僅憑她毫無反擊手段的一張嘴根本不可能做到。
於是徐荼軟了下來,看著他的眼眸,話語裡退了一步,「我不可能把瑞典銀行的東西給你,我也給不了,你也知道我一個人完不成這件事情,我可以把幔京酒店還給你,可以嗎?」
趙重贊幾乎是瞬時大笑,帶著狠厲的不屑,「幔京?只怕你自己都看不上幔京吧,那種塞牙縫都不夠的玩意,我要它做什麼?」
徐荼終究也摘了努力克制的面具,冷聲厲色,「就算他們找來又怎樣?爺爺和四哥自然知道我的出身,讓徐家其他人知道嗎?好啊,你去宣揚好了,不過是我一個不足為奇的小丫頭把身世抖給大家而已。」
徐荼想過,最壞的結果也不過是鬧得人盡皆知。
徐又焉會再給他們一筆封口費,回到老家的省會為他們謀一份職業,再甚者,徐荼可以用她未來的收入來養著他們。
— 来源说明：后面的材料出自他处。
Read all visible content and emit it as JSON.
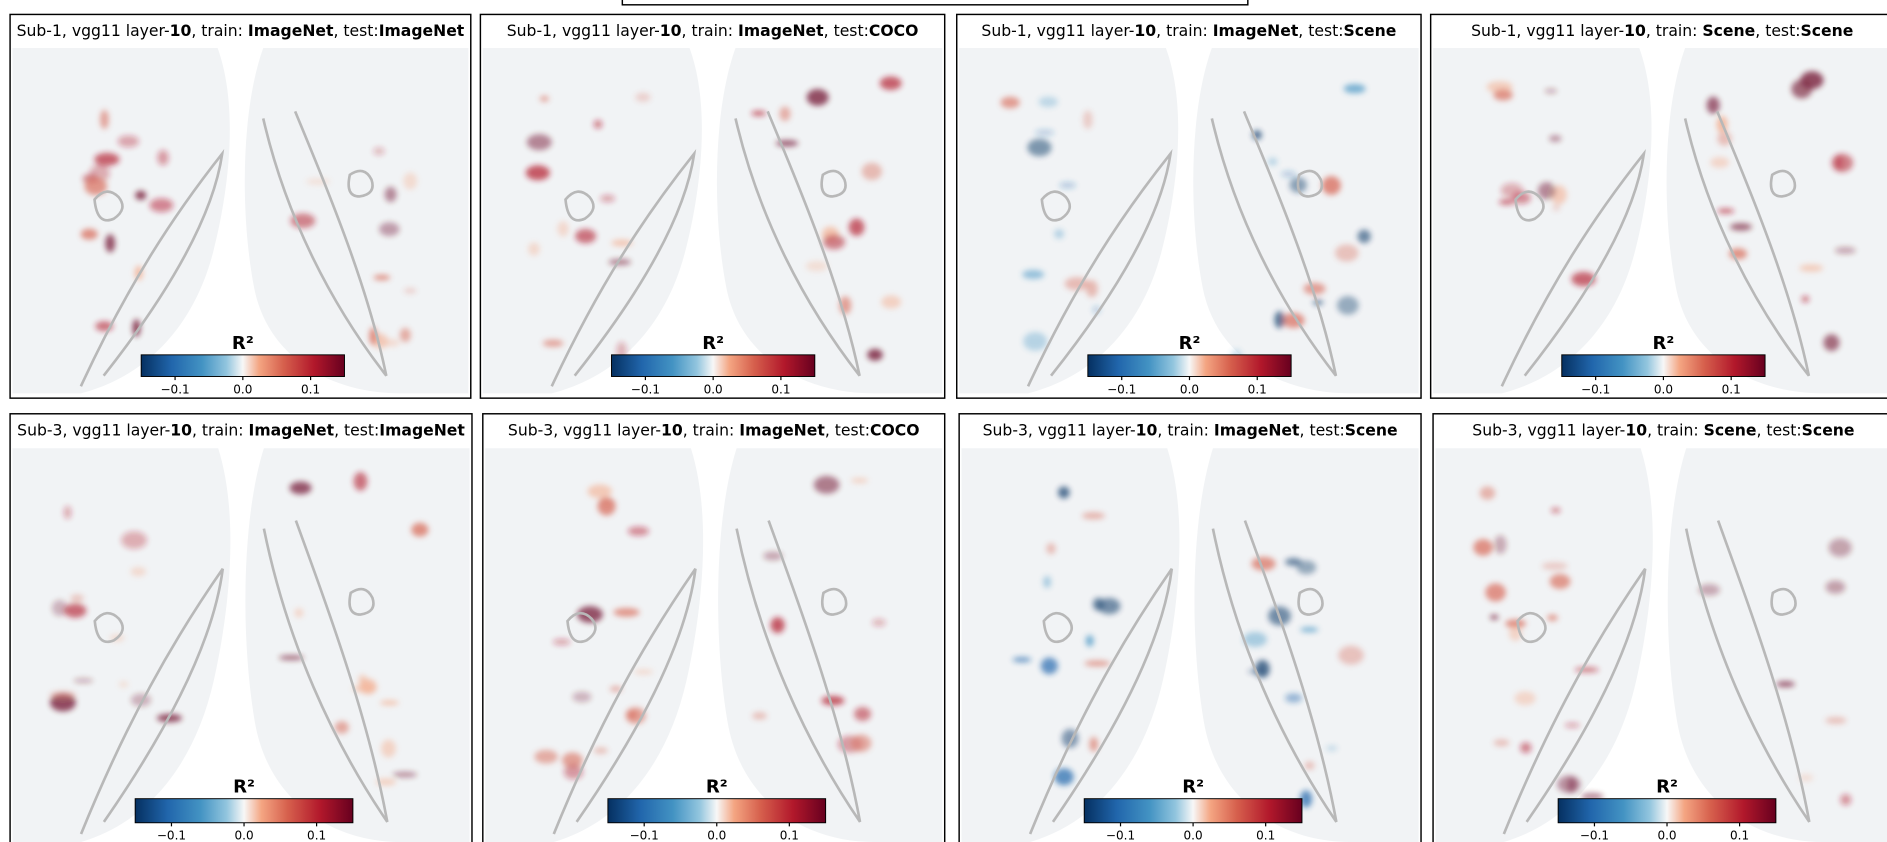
{
  "colorbar": {
    "label": "R²",
    "lim": [
      -0.15,
      0.15
    ],
    "ticks": [
      {
        "value": -0.1,
        "label": "−0.1"
      },
      {
        "value": 0,
        "label": "0.0"
      },
      0.1
    ]
  },
  "panels": [
    {
      "title": [
        {
          "text": "Sub-1, vgg11 layer-"
        },
        {
          "text": "10",
          "bold": true
        },
        {
          "text": ", train: "
        },
        {
          "text": "ImageNet",
          "bold": true
        },
        {
          "text": ", test:"
        },
        {
          "text": "ImageNet",
          "bold": true
        }
      ]
    },
    {
      "title": [
        {
          "text": "Sub-1, vgg11 layer-"
        },
        {
          "text": "10",
          "bold": true
        },
        {
          "text": ", train: "
        },
        {
          "text": "ImageNet",
          "bold": true
        },
        {
          "text": ", test:"
        },
        {
          "text": "COCO",
          "bold": true
        }
      ]
    },
    {
      "title": [
        {
          "text": "Sub-1, vgg11 layer-"
        },
        {
          "text": "10",
          "bold": true
        },
        {
          "text": ", train: "
        },
        {
          "text": "ImageNet",
          "bold": true
        },
        {
          "text": ", test:"
        },
        {
          "text": "Scene",
          "bold": true
        }
      ]
    },
    {
      "title": [
        {
          "text": "Sub-1, vgg11 layer-"
        },
        {
          "text": "10",
          "bold": true
        },
        {
          "text": ", train: "
        },
        {
          "text": "Scene",
          "bold": true
        },
        {
          "text": ", test:"
        },
        {
          "text": "Scene",
          "bold": true
        }
      ]
    },
    {
      "title": [
        {
          "text": "Sub-3, vgg11 layer-"
        },
        {
          "text": "10",
          "bold": true
        },
        {
          "text": ", train: "
        },
        {
          "text": "ImageNet",
          "bold": true
        },
        {
          "text": ", test:"
        },
        {
          "text": "ImageNet",
          "bold": true
        }
      ]
    },
    {
      "title": [
        {
          "text": "Sub-3, vgg11 layer-"
        },
        {
          "text": "10",
          "bold": true
        },
        {
          "text": ", train: "
        },
        {
          "text": "ImageNet",
          "bold": true
        },
        {
          "text": ", test:"
        },
        {
          "text": "COCO",
          "bold": true
        }
      ]
    },
    {
      "title": [
        {
          "text": "Sub-3, vgg11 layer-"
        },
        {
          "text": "10",
          "bold": true
        },
        {
          "text": ", train: "
        },
        {
          "text": "ImageNet",
          "bold": true
        },
        {
          "text": ", test:"
        },
        {
          "text": "Scene",
          "bold": true
        }
      ]
    },
    {
      "title": [
        {
          "text": "Sub-3, vgg11 layer-"
        },
        {
          "text": "10",
          "bold": true
        },
        {
          "text": ", train: "
        },
        {
          "text": "Scene",
          "bold": true
        },
        {
          "text": ", test:"
        },
        {
          "text": "Scene",
          "bold": true
        }
      ]
    }
  ]
}
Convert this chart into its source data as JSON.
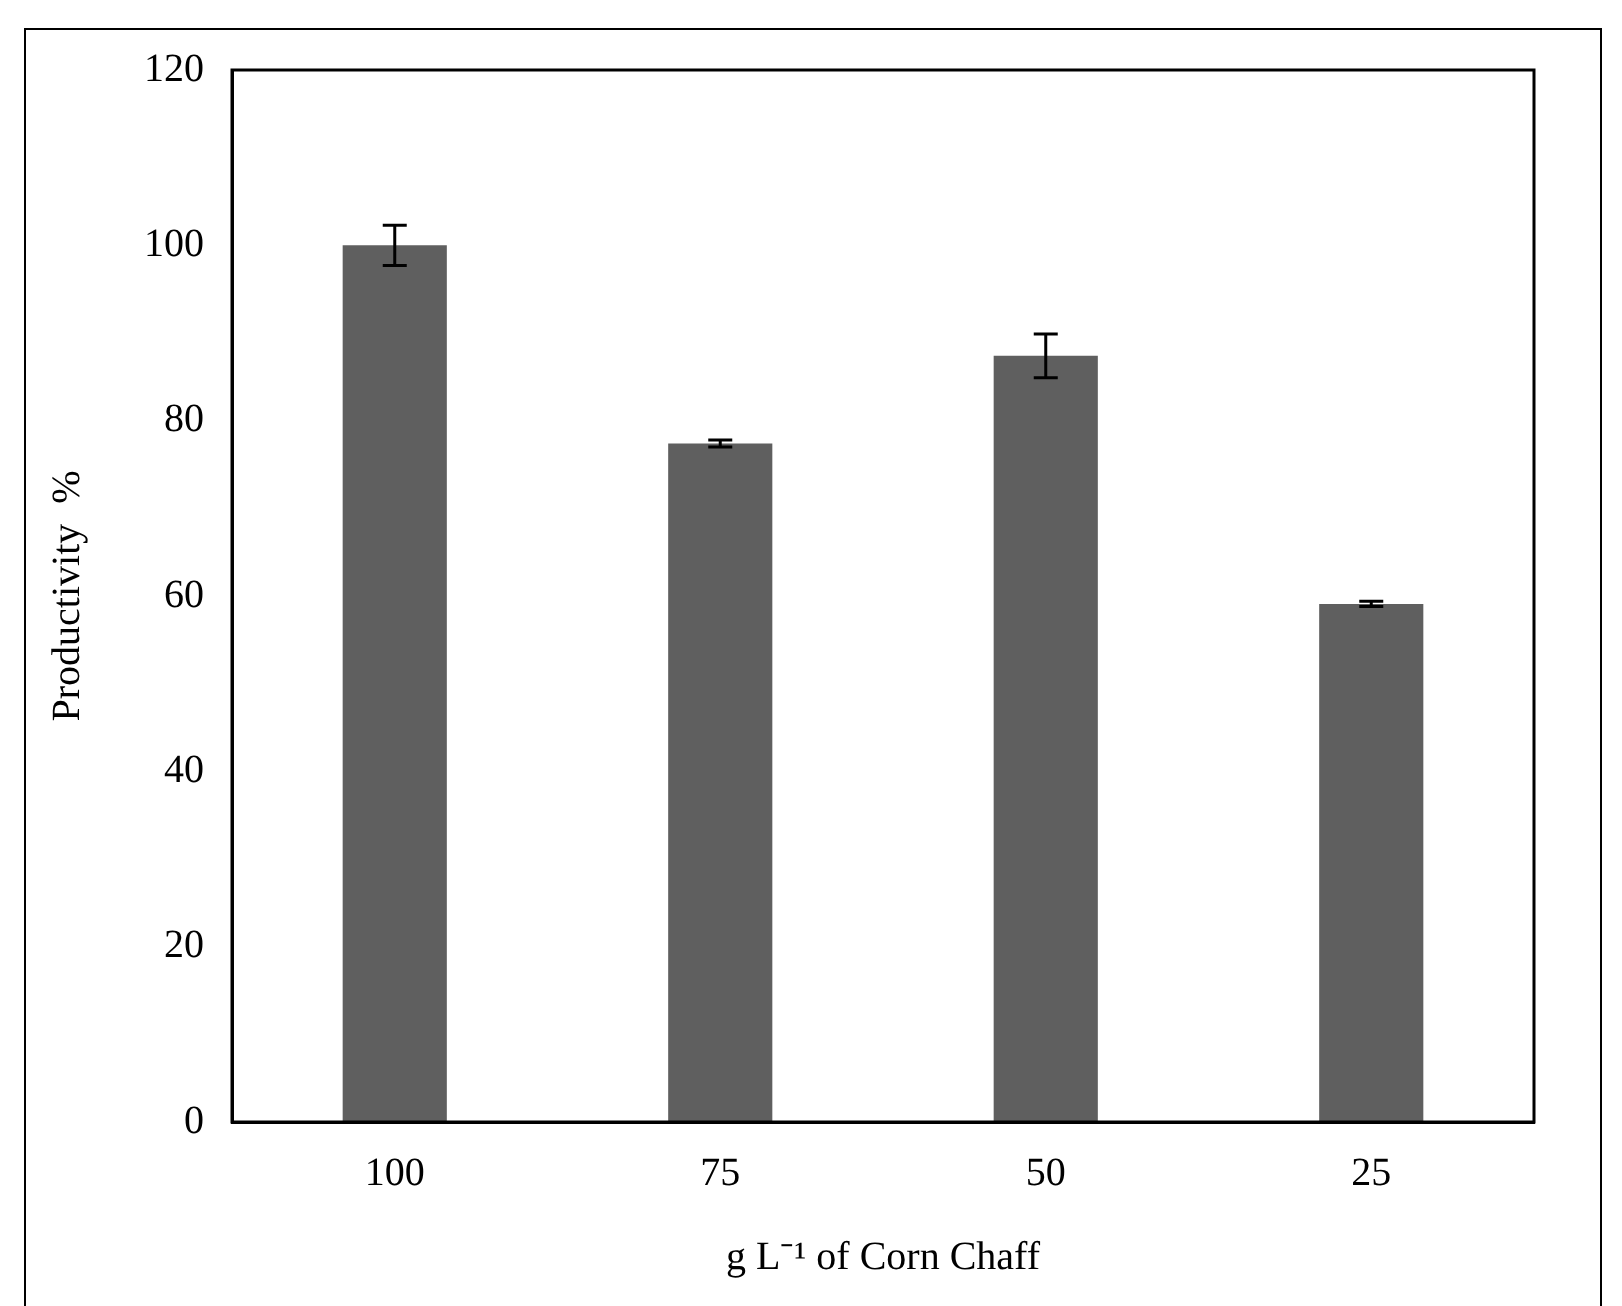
{
  "chart_data": {
    "type": "bar",
    "xlabel": "g L⁻¹ of Corn Chaff",
    "ylabel": "Productivity  %",
    "categories": [
      "100",
      "75",
      "50",
      "25"
    ],
    "values": [
      100,
      77.4,
      87.4,
      59.1
    ],
    "errors": [
      2.3,
      0.4,
      2.5,
      0.3
    ],
    "color": "#5f5f5f",
    "ylim": [
      0,
      120
    ],
    "yticks": [
      0,
      20,
      40,
      60,
      80,
      100,
      120
    ],
    "grid": false
  }
}
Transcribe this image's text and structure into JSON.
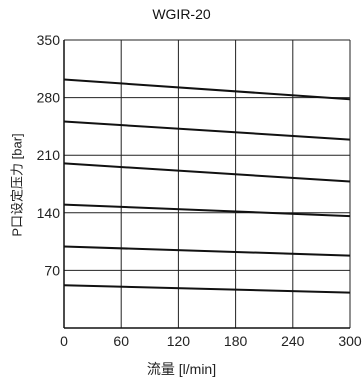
{
  "chart_data": {
    "type": "line",
    "title": "WGIR-20",
    "xlabel": "流量 [l/min]",
    "ylabel": "P口设定压力 [bar]",
    "xlim": [
      0,
      300
    ],
    "ylim": [
      0,
      350
    ],
    "xticks": [
      0,
      60,
      120,
      180,
      240,
      300
    ],
    "yticks": [
      70,
      140,
      210,
      280,
      350
    ],
    "grid": true,
    "series": [
      {
        "x": [
          0,
          300
        ],
        "y": [
          302,
          278
        ]
      },
      {
        "x": [
          0,
          300
        ],
        "y": [
          251,
          229
        ]
      },
      {
        "x": [
          0,
          300
        ],
        "y": [
          200,
          178
        ]
      },
      {
        "x": [
          0,
          300
        ],
        "y": [
          150,
          136
        ]
      },
      {
        "x": [
          0,
          300
        ],
        "y": [
          99,
          88
        ]
      },
      {
        "x": [
          0,
          300
        ],
        "y": [
          52,
          43
        ]
      }
    ]
  }
}
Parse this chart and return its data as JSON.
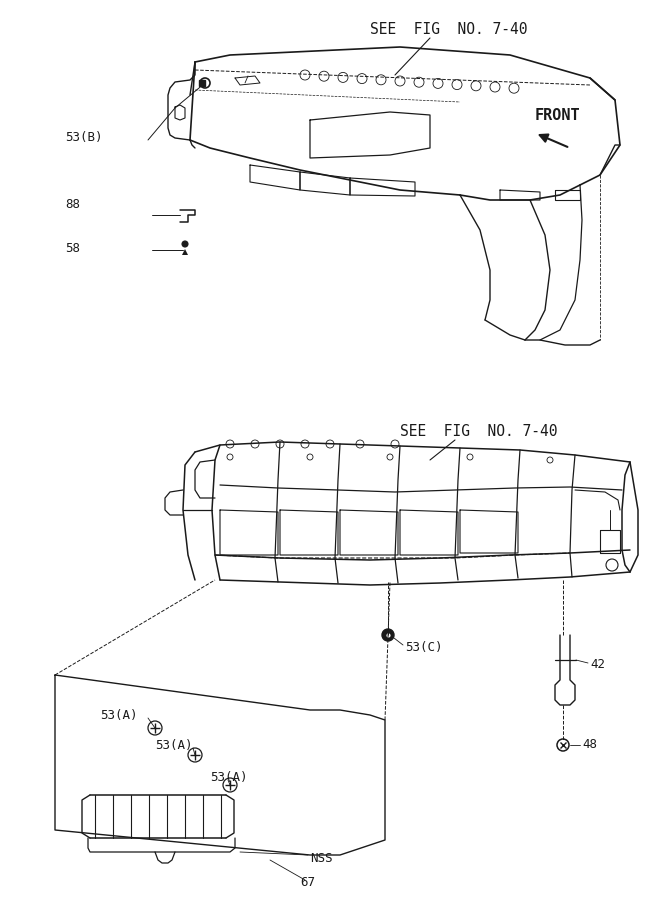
{
  "bg_color": "#ffffff",
  "line_color": "#1a1a1a",
  "fig_width": 6.67,
  "fig_height": 9.0,
  "dpi": 100,
  "top_see_fig": "SEE  FIG  NO. 7-40",
  "bot_see_fig": "SEE  FIG  NO. 7-40",
  "front_label": "FRONT",
  "font_family": "monospace",
  "font_size_label": 9,
  "font_size_title": 10.5
}
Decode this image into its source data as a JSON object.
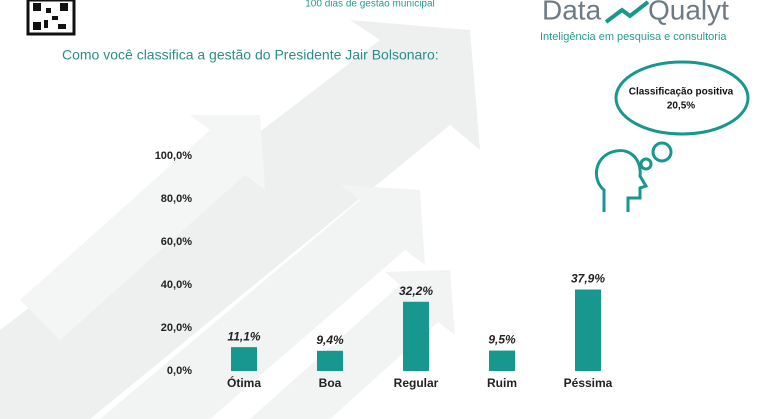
{
  "header": {
    "subtitle": "100 dias de gestão municipal",
    "logo_left": "Data",
    "logo_right": "Qualyt",
    "logo_tagline": "Inteligência em pesquisa e consultoria"
  },
  "chart_data": {
    "type": "bar",
    "title": "Como você classifica a gestão do Presidente Jair Bolsonaro:",
    "categories": [
      "Ótima",
      "Boa",
      "Regular",
      "Ruim",
      "Péssima"
    ],
    "values": [
      11.1,
      9.4,
      32.2,
      9.5,
      37.9
    ],
    "value_labels": [
      "11,1%",
      "9,4%",
      "32,2%",
      "9,5%",
      "37,9%"
    ],
    "color": "#17978d",
    "ylim": [
      0,
      100
    ],
    "yticks": [
      {
        "value": 0,
        "label": "0,0%"
      },
      {
        "value": 20,
        "label": "20,0%"
      },
      {
        "value": 40,
        "label": "40,0%"
      },
      {
        "value": 60,
        "label": "60,0%"
      },
      {
        "value": 80,
        "label": "80,0%"
      },
      {
        "value": 100,
        "label": "100,0%"
      }
    ],
    "annotation": {
      "title": "Classificação positiva",
      "value_label": "20,5%"
    }
  }
}
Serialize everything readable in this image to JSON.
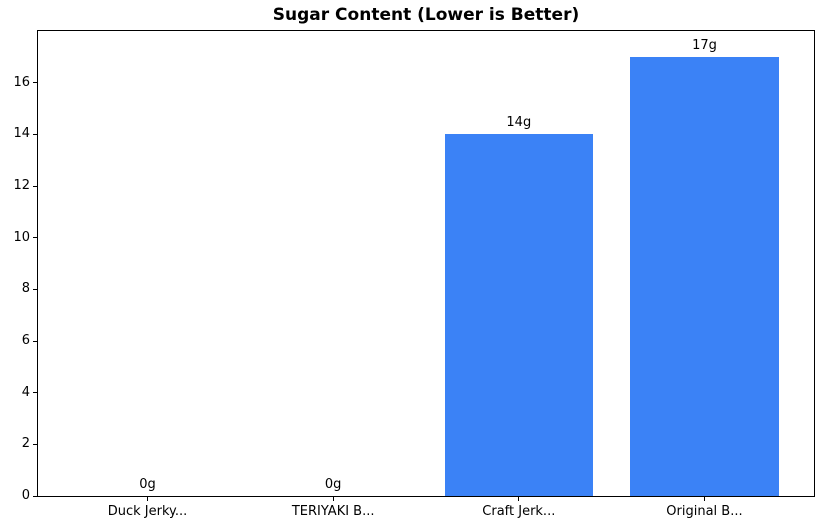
{
  "chart_data": {
    "type": "bar",
    "title": "Sugar Content (Lower is Better)",
    "categories": [
      "Duck Jerky...",
      "TERIYAKI B...",
      "Craft Jerk...",
      "Original B..."
    ],
    "values": [
      0,
      0,
      14,
      17
    ],
    "bar_labels": [
      "0g",
      "0g",
      "14g",
      "17g"
    ],
    "yticks": [
      0,
      2,
      4,
      6,
      8,
      10,
      12,
      14,
      16
    ],
    "ylim": [
      0,
      18
    ],
    "xlabel": "",
    "ylabel": "",
    "grid": false,
    "legend": "none",
    "bar_color": "#3b82f6",
    "axis_color": "#000000",
    "text_color": "#000000",
    "background_color": "#ffffff"
  }
}
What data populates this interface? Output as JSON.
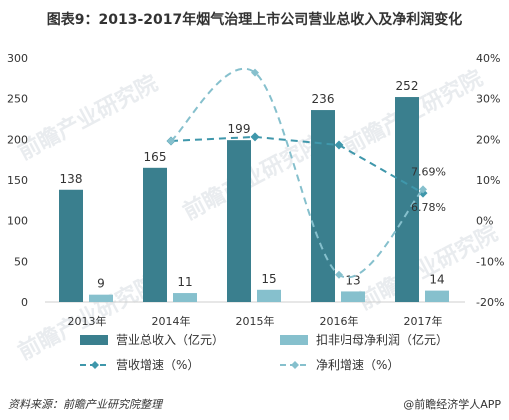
{
  "header": {
    "title": "图表9：2013-2017年烟气治理上市公司营业总收入及净利润变化"
  },
  "footer": {
    "source": "资料来源：前瞻产业研究院整理",
    "brand": "@前瞻经济学人APP"
  },
  "watermark": {
    "text": "前瞻产业研究院"
  },
  "colors": {
    "revenue_bar": "#3a7f8e",
    "profit_bar": "#86c0cd",
    "revenue_growth_line": "#3f97ab",
    "profit_growth_line": "#86c0cd",
    "axis": "#cfcfcf"
  },
  "chart_data": {
    "type": "bar",
    "title": "图表9：2013-2017年烟气治理上市公司营业总收入及净利润变化",
    "categories": [
      "2013年",
      "2014年",
      "2015年",
      "2016年",
      "2017年"
    ],
    "y_left": {
      "min": 0,
      "max": 300,
      "ticks": [
        "0",
        "50",
        "100",
        "150",
        "200",
        "250",
        "300"
      ]
    },
    "y_right": {
      "min": -20,
      "max": 40,
      "ticks": [
        "-20%",
        "-10%",
        "0%",
        "10%",
        "20%",
        "30%",
        "40%"
      ]
    },
    "series": [
      {
        "name": "营业总收入（亿元）",
        "type": "bar",
        "axis": "left",
        "values": [
          138,
          165,
          199,
          236,
          252
        ],
        "labels": [
          "138",
          "165",
          "199",
          "236",
          "252"
        ]
      },
      {
        "name": "扣非归母净利润（亿元）",
        "type": "bar",
        "axis": "left",
        "values": [
          9,
          11,
          15,
          13,
          14
        ],
        "labels": [
          "9",
          "11",
          "15",
          "13",
          "14"
        ]
      },
      {
        "name": "营收增速（%）",
        "type": "line",
        "axis": "right",
        "style": "dashed",
        "values": [
          null,
          19.6,
          20.6,
          18.6,
          6.78
        ],
        "labels": [
          null,
          null,
          null,
          null,
          "6.78%"
        ]
      },
      {
        "name": "净利增速（%）",
        "type": "line",
        "axis": "right",
        "style": "dashed-smooth",
        "values": [
          null,
          19.6,
          36.4,
          -13.3,
          7.69
        ],
        "labels": [
          null,
          null,
          null,
          null,
          "7.69%"
        ]
      }
    ],
    "grid": false,
    "legend": "bottom"
  }
}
若是他們執意要鬧的話,她相信,她那個在旁人眼中比□□還要厲害的四哥,總有辦法能解決掉。
她沒有什麼可怕的。
趙重贊像是就在等著她的這句話,這一刻,有一種詭計得逞的,極致的歡愉。
「陳小姐,如果你父母,你弟弟都一口咬定,當年你是被徐又焉拐走的會怎麼樣?拐騙幼女,你覺得徐存禮目前的地位,擔得起這種醜聞嘛?」
「我們走了合法的收養手續!」徐荼幾乎是瞬時暴怒的怒吼。
她絕不允許這種抹黑徐又焉和徐存禮的事情出現。
「是啊,你當然是合法的,但你覺得大眾對於權貴一向粉飾太平,享受特權主義的憤恨,會不會覺得是你們買通了多方關係,說出去,只會更讓人憤怒而已。」
徐荼的手指都在發涼。
這是她從沒想過的可能。
甚至她覺得這件事情的落地根本沒有難度,找一些水軍,她那個見錢眼開的親生父親是一定會反咬一口的,祁安是一定會拿著他姐姐當年死亡的相關證明,去想方設法的抹黑徐又焉。
可另一個聲音告訴她,她要相信徐又焉,他是無所不能的,這樣的事情就是發生,他也會有辦法解決。
當務之急,是要穩住趙重贊。
不著痕跡的,不能讓他看出來的拖住他。
徐荼腿一軟,幾乎是毫無預兆的坐在了冰冷的玉石椅上。